さらに苦は「個人の維持」に関係する情念であって、「あらゆる情念の中で最も強力なもの」とされる。確かに“苦”は個人に対して危険を知らせ「個人の維持」に貢献する重要な感覚である。
一方“快”は「社交一般」に関わる感覚であり、「特定な社交の慣行にかかわる最も強力な感覚」とされる。そして社交には二つの種類があって、一つは男女間のそれであり、それを“愛”と呼ぶ。もう一つは「人間および他の各種の動物との間の大規模な社交」(よく分からない表現だが、男女間のそれ以外の一切ということか)であり、その対象は“美”だという。
また社交の内部には共感sympathy、模倣imitation、大望ambitionの三つの環が組み込まれているという。
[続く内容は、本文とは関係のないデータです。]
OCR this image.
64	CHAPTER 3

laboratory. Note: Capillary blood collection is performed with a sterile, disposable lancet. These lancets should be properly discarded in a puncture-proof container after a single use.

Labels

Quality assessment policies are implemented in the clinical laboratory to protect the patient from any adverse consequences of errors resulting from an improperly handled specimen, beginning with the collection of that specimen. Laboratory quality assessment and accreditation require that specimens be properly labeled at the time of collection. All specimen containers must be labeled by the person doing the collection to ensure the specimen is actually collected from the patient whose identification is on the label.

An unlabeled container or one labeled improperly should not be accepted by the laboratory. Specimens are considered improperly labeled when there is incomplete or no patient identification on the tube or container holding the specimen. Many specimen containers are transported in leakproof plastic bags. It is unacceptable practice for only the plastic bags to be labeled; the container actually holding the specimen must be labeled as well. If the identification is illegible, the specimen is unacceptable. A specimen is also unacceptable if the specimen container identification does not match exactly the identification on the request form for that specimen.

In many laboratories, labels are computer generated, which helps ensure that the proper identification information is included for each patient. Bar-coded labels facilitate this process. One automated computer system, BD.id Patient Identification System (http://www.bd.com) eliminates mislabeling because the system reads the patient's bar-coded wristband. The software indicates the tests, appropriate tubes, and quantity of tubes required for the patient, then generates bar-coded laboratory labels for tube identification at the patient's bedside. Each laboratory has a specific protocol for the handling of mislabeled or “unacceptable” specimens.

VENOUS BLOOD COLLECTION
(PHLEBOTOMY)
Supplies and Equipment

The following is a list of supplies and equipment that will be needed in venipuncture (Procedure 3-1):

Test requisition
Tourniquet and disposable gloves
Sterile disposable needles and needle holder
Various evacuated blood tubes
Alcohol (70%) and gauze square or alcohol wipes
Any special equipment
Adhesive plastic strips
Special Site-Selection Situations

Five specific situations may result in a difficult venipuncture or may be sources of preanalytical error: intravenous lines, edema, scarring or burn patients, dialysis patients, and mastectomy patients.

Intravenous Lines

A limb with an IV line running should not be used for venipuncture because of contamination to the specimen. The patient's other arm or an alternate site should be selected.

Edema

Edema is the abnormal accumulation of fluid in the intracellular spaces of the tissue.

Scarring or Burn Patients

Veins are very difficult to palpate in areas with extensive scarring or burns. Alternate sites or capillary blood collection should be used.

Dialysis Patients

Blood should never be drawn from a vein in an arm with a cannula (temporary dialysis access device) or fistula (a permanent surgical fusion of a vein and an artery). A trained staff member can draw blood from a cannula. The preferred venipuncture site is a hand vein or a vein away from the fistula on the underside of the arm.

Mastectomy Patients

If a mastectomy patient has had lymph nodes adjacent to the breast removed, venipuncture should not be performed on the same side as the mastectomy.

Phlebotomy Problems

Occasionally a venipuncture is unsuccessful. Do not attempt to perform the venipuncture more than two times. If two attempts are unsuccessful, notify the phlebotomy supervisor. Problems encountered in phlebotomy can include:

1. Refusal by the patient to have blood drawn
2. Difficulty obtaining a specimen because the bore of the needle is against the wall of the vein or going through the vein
そして模倣こそが「絵画その他の様々な快適な芸術のもつ力の主要な基盤の一つ」とされるのである。
さて、バークはこの第一編ですでに、崇高と恐怖とを次のように結びつけている。
「如何なる仕方によってであれ、この種の苦と危険の観念を生み出すに適したもの、換言すれば何らかの意味において恐ろしい感じを与えるか、恐るべき対象物とかかわり合って恐怖に類似した仕方で作用するものは、何によらず崇高(the sublime)の源泉であり、それ故に心が感じうる最も強力な情緒を生み出すものに他ならない」
これこそがゴシック小説を論ずるときに持ち出されるテーゼであり、ゴシックの“崇高の美学”を打ち立てるために援用される部分なのである。ここにはゴシック小説の論者のエドマンド・バークの理論への過剰な依拠があるとしか考えられない。
初めて恐怖というものと崇高という概念とを結びつけた功績は確かに大きいとはいえ、それがそのままゴシック小説に当てはまるとは私は思わない。バークもまたそんなことを想定していなかった。